Frontotemporal dementia (FTD) is a devastating neurodegenerative disease with no effective treatments so far. The Paris Brain Institute has assembled one of the largest cohorts worldwide on genetic forms of FTD, comprising multimodal data including neuroimaging (MRI, PET), cognition and transcriptomic (RNA-seq). The present PhD project aims at designing and applying new approaches for integrating multimodal transcriptomic and neuroimaging data, to characterize biomarkers of the presymptomatic phase of the disease, in order to design upcoming therapeutic trials.

TEBOUL Raphaël

PhD Student

INSERM

raphael.teboul [at] inserm.fr

Short bio

Master degree in Engineering at Telecom Paris

Thesis title

Unravelling non-coding driver alterations in cancer with deep learning.

Short abstract

Of the 3 gigabases that constitute the human genome, only about 50 megabases (<2%) encode protein-coding genes. Particular attention has been paid to somatic mutations affecting the coding sequence of these genes, leading to the almost exhaustive characterization of 723 genes implicated in cancer (cancer gene census, COSMIC database, September 2019). By contrast, at the notable exception of TERT promoter mutations that induce the expression of telomerase (a key enzyme necessary for unlimited cell proliferation), very few driver alterations have been identified in the non-coding genome. Analysis of mutation hotspots or known regulatory regions like promoters and enhancers have failed to identify significantly recurrent mutations with a strong transcrptional impact on cancer genes. The main reason for that is the difficulty to predict the functional consequence of non-coding mutations. Although these mutations can alter important regulatory regions and modulate the expression of key cancer genes, there is no established method to predict the transcriptional impact of a non-coding mutation. To fill this gap, we will develop a deep neural network able to predict gene expression based on the local sequence context. Pioneer studies have demonstrated the ability of deep neural networks to learn how to recognize several regulatory motifs from the DNA sequence, including splicing sites, chromatin accessibility and 3D conformation or transcription factor binding sites.

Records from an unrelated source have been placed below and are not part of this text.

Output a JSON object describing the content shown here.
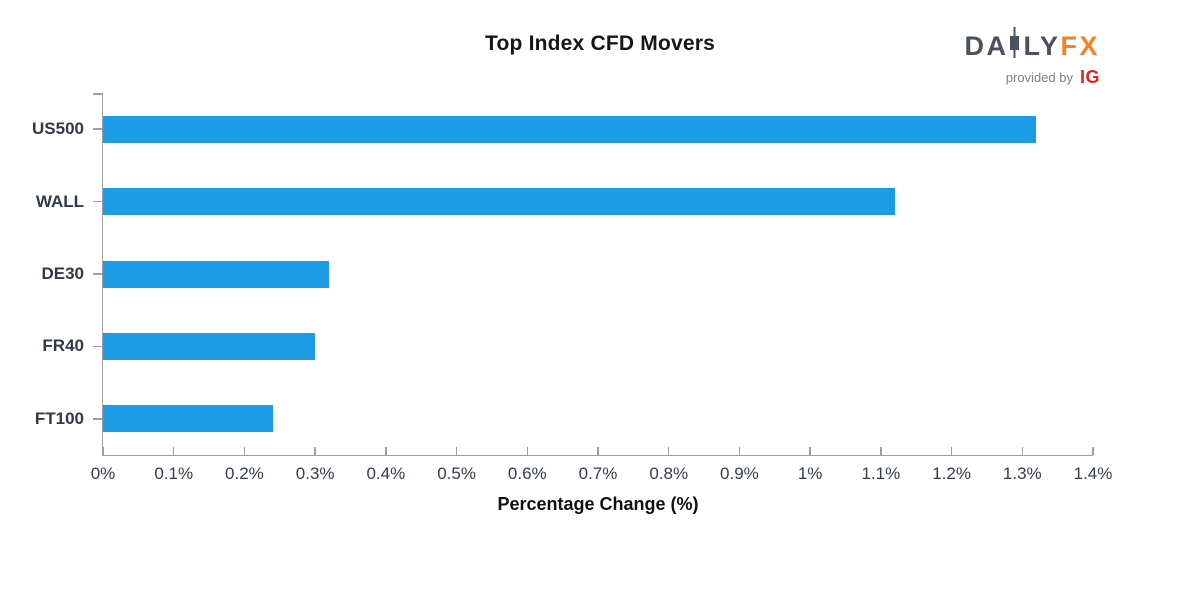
{
  "logo": {
    "brand_part1": "DA",
    "brand_part2": "LY",
    "brand_part3": "FX",
    "tagline": "provided by",
    "provider": "IG",
    "colors": {
      "brand": "#4a5260",
      "fx": "#f68120",
      "tagline": "#7b818c",
      "provider": "#e1251b"
    }
  },
  "chart_data": {
    "type": "bar",
    "orientation": "horizontal",
    "title": "Top Index CFD Movers",
    "xlabel": "Percentage Change (%)",
    "ylabel": "",
    "categories": [
      "US500",
      "WALL",
      "DE30",
      "FR40",
      "FT100"
    ],
    "values": [
      1.32,
      1.12,
      0.32,
      0.3,
      0.24
    ],
    "xlim": [
      0,
      1.4
    ],
    "xticks": [
      {
        "value": 0,
        "label": "0%"
      },
      {
        "value": 0.1,
        "label": "0.1%"
      },
      {
        "value": 0.2,
        "label": "0.2%"
      },
      {
        "value": 0.3,
        "label": "0.3%"
      },
      {
        "value": 0.4,
        "label": "0.4%"
      },
      {
        "value": 0.5,
        "label": "0.5%"
      },
      {
        "value": 0.6,
        "label": "0.6%"
      },
      {
        "value": 0.7,
        "label": "0.7%"
      },
      {
        "value": 0.8,
        "label": "0.8%"
      },
      {
        "value": 0.9,
        "label": "0.9%"
      },
      {
        "value": 1,
        "label": "1%"
      },
      {
        "value": 1.1,
        "label": "1.1%"
      },
      {
        "value": 1.2,
        "label": "1.2%"
      },
      {
        "value": 1.3,
        "label": "1.3%"
      },
      {
        "value": 1.4,
        "label": "1.4%"
      }
    ],
    "grid": false,
    "legend": "none",
    "colors": {
      "bar": "#1c9ce4",
      "axis": "#9e9e9e",
      "tick_label": "#333d4d",
      "category_label": "#2e3a47",
      "title": "#161616",
      "xlabel": "#111111"
    }
  }
}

More recently, Olga Troyanskaya’s team has developed a deep neural network integrating able to predict, from the DNA sequence, the expression level of genes in a cell-type specific manner, by integrating predictions of chromatin state and transcription factor binding. Once trained, these neural networks are able to predict in silico the regulatory impact of any sequence variant, and are thus extremely valuable assets to identify disease coding variants. Deep learning analysis has been used to identify causal variants in several diseases including autism, but have not yet been applied to cancer. Our hypothesis is that leveraging the power of deep neural network to explore the millions of somatic alterations identified in cancer sequencing projects is a promising approach to uncover the missing driver events involving the non-coding human genome.